You can increase your chances of matching the real world if you extract the very small countries and treat them separately. So, for example, I have set Luxembourg aside. This has allowed me to correctly populate the squares around Germany with the country's other  eight neighbours. Some countries have too many neighbours on the cartogram - Hungary has seven real neighbours and they are all there in the cartogram, but so too is the Czech Republic as a spurious neighbour.  The ‘Balkanisation’ of the former Yugoslavian space has made construction of the cartogram in south east Europe very challenging – note the non-contiguity of Romania and Bulgaria.  But the overall shape is recognisably Europe even if I have resorted to using Malta to suggest the Italian ‘leg’.  And I will probably curve Estonia-Norway round west and south towards Denmark for the next version.

The approach may not always be suitable - where the data does not vary widely across the geography, the benefits are limited.

 Benefits of the approach

·         All countries obtain the same degree of visual impact regardless of their actual size.

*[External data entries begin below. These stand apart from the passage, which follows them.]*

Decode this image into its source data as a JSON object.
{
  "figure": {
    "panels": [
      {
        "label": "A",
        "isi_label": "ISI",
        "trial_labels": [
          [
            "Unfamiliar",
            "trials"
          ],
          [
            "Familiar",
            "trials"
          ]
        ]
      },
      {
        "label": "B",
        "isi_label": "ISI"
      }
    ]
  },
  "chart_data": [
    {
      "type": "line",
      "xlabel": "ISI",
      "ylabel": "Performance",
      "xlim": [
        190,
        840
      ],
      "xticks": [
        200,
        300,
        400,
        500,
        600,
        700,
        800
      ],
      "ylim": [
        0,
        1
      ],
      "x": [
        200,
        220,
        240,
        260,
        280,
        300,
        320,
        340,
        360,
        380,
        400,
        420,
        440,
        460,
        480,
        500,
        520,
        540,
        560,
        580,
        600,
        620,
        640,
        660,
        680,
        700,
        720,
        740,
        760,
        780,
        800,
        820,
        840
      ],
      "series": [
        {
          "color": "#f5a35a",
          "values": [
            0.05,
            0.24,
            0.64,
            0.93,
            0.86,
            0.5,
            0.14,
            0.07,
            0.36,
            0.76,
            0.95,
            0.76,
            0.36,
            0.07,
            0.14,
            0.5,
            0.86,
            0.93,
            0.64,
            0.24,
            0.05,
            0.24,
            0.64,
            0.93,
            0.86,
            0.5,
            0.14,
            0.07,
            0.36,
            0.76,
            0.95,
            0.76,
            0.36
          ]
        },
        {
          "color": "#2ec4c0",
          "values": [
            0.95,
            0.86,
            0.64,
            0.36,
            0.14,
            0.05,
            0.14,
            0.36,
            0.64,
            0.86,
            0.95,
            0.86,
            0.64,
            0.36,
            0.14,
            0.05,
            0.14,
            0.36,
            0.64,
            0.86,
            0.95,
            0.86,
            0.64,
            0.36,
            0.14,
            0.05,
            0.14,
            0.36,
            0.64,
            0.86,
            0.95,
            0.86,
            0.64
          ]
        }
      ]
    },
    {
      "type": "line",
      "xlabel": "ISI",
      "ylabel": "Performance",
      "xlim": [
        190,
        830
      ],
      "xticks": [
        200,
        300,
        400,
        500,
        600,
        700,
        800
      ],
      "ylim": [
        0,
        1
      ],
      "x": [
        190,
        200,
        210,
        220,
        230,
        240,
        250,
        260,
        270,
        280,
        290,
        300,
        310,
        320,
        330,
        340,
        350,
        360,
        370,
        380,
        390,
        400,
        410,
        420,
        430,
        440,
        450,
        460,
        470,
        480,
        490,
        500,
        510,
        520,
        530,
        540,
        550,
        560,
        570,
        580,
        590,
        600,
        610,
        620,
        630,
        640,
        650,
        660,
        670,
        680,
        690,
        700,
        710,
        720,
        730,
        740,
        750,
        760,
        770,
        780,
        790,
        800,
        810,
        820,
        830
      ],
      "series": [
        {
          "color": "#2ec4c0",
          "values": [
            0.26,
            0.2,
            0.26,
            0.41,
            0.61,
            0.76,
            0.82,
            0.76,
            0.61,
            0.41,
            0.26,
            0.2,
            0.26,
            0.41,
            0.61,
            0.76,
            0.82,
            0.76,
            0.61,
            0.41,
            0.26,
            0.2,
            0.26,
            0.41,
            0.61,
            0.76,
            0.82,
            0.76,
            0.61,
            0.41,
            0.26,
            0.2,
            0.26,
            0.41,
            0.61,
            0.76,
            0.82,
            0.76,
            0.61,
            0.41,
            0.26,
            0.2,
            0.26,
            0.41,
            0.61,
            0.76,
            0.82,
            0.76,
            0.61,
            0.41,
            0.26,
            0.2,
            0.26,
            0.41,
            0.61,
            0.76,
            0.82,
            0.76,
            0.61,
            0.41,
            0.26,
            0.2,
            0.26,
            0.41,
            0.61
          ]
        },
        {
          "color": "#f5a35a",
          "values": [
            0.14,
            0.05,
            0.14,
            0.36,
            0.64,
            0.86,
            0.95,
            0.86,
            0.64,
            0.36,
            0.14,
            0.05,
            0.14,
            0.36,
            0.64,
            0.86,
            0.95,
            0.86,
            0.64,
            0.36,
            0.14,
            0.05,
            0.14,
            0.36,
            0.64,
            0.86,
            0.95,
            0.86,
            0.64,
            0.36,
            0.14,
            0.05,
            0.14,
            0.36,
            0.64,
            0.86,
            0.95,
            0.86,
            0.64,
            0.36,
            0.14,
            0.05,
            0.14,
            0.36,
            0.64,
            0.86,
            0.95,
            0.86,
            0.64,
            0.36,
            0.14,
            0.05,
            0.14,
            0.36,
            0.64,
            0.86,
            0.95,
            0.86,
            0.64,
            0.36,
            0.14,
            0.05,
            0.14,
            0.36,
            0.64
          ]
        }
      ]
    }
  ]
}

Even the Vatican can be represented - and seen.

·         Taking the largest value as the denominator allows for a greater variability in symbology.

·         The cartogram is less cluttered than Balogh’s, allowing for clear labelling with percentages and absolute values.

·         It has recently been shown that values on ‘square pie charts’ are easier to read than lines, circular or annular pie charts. So perception studies support the methodology.

[2] BALOGH Pál: A népfajok Magyarországon. [Szövegkötet + Térkép-mellékletei. I-XXII. Tervezte: Balogh Pál. Rajzolta: Proff Kocsárd Sándor. 1902. M. Kir. Vallás- és Közoktatásügyi Minisztérium [Hornyánszky].